Aber Sie haben es geschafft zu studieren…
Ich kam 1972 als 14-jähriger nach Berlin und hatte zuvor acht Jahre in der Türkei in der Nähe der syrischen Grenze eine gute Schule besucht. Meinem Vater war Schulbildung wichtig. Ich muss Folgendes vorausschicken: Das Gebiet an der syrischen Grenze wurde erst 1939 der Türkei zugeschlagen. Zuvor stand es unter französischer Verwaltung. Mein Vater wurde 1930 geboren, sprach Arabisch, lernte im Alter von neun Jahren Türkisch und erst während des türkischen Militärdienstes Lesen und Schreiben. Meine Mutter gehört ebenfalls der arabischsprachigen Minderheit in der Türkei an. Aufgrund verschiedener Umstände entschieden sich meine Eltern zur Arbeitsmigration nach Berlin. Mein Vater war einfacher Arbeiter bei Siemens. Eines Tages nahm er mich mit an seinen Arbeitsplatz und sagte mir: "Wenn du nichts lernst, wirst auch du an solch einem Arbeitsplatz arbeiten müssen."
Gut, aber wie ging es weiter?
Ich ging damals in eine so genannte Ausländerklasse. Das Abgangszeugnis liegt hier auf dem Tisch…
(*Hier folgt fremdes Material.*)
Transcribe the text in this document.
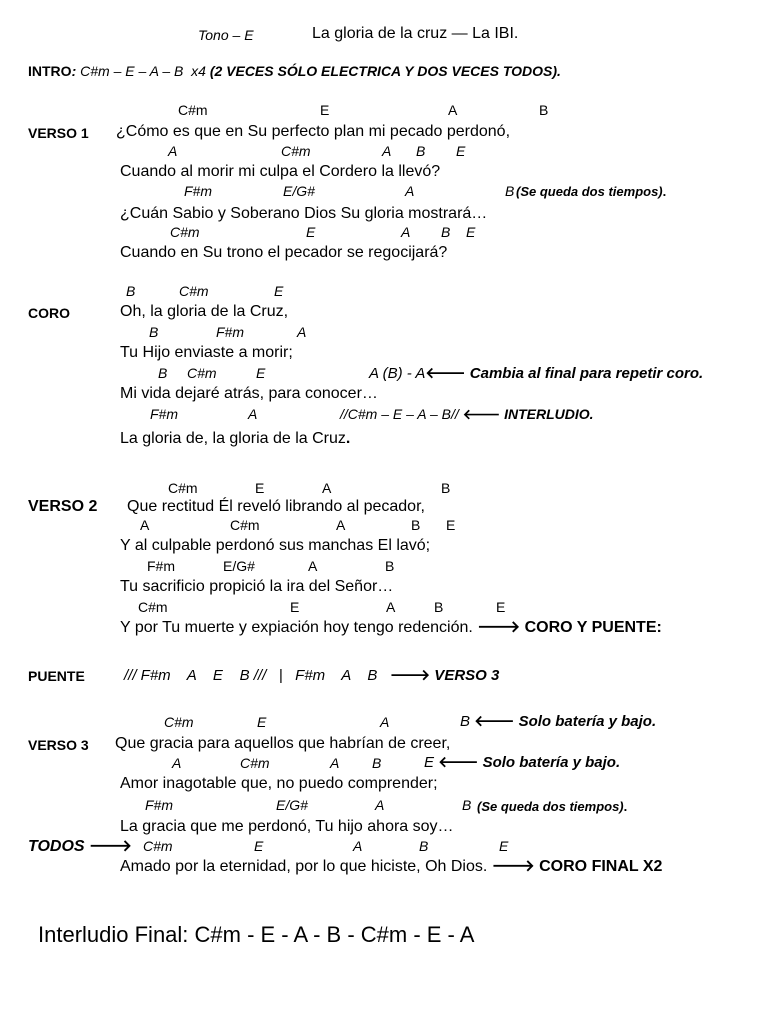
Tono – E	La gloria de la cruz — La IBI.
INTRO: C#m – E – A – B  x4 (2 VECES SÓLO ELECTRICA Y DOS VECES TODOS).
C#m	E	A	B
VERSO 1 ¿Cómo es que en Su perfecto plan mi pecado perdonó,
A	C#m	A B E
Cuando al morir mi culpa el Cordero la llevó?
F#m	E/G#	A	B (Se queda dos tiempos).
¿Cuán Sabio y Soberano Dios Su gloria mostrará…
C#m	E	A B E
Cuando en Su trono el pecador se regocijará?
B	C#m	E
CORO	Oh, la gloria de la Cruz,
B	F#m	A
Tu Hijo enviaste a morir;
B C#m	E	A (B) - A🡐 Cambia al final para repetir coro.
Mi vida dejaré atrás, para conocer…
F#m	A	//C#m – E – A – B// 🡐 INTERLUDIO.
La gloria de, la gloria de la Cruz.
C#m	E	A	B
VERSO 2 Que rectitud Él reveló librando al pecador,
A	C#m	A	B E
Y al culpable perdonó sus manchas El lavó;
F#m	E/G#	A	B
Tu sacrificio propició la ira del Señor…
C#m	E	A	B	E
Y por Tu muerte y expiación hoy tengo redención. 🡒 CORO Y PUENTE:
PUENTE	/// F#m    A    E    B ///   |   F#m    A    B   🡒 VERSO 3
C#m	E	A	B 🡐 Solo batería y bajo.
VERSO 3 Que gracia para aquellos que habrían de creer,
A	C#m	A B	E 🡐 Solo batería y bajo.
Amor inagotable que, no puedo comprender;
F#m	E/G#	A	B (Se queda dos tiempos).
La gracia que me perdonó, Tu hijo ahora soy…
TODOS 🡒 C#m	E	A	B	E
Amado por la eternidad, por lo que hiciste, Oh Dios. 🡒 CORO FINAL X2
Interludio Final: C#m - E - A - B - C#m - E - A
Alles Einsen und Zweien… Nur zwei Fehltage, aber auch die Zusätze: Kann mit den üblichen Schulbenotungen verglichen werden.
Wie Sie schon erkannt haben, ist das Zeugnis für eine Berufsausbildung eigentlich wertlos. Ich habe mir gesagt: "Junge, du musst Deutsch lernen." Ich bin also in die Bibliothek gegangen und habe zunächst Kinderbücher ausgeliehen und gelesen, habe mich dann eine Zeit später mit Büchern für 14-16-jährige befassen können. Innerhalb eines Jahres habe ich Deutsch gekonnt.
Ich habe gehört, Sie haben bei Siemens eine Berufsausbildung absolviert. Wie haben Sie das geschafft?
Mein Mathematiklehrer sah eine Begabung für Mathematik und meinte, ich solle eine technische Berufsausbildung machen. Er half mir, Bewerbungen zu schreiben. Ich wurde zu drei Tests eingeladen und schaffte alle drei Prüfungen. Dann fing ich bei Siemens an.
Was integriert am besten?
Ausbildung. Nur mit einer Ausbildung gelingt es einem Migranten, akzeptiert zu werden und auf gleicher Augenhöhe mit der Mehrheitsgesellschaft zu kommunizieren. Nur wenn er akzeptiert wird, kann er sich in die Gesellschaft einbringen. BILDUNG IST DIE TÜR ZUR INTEGRATION.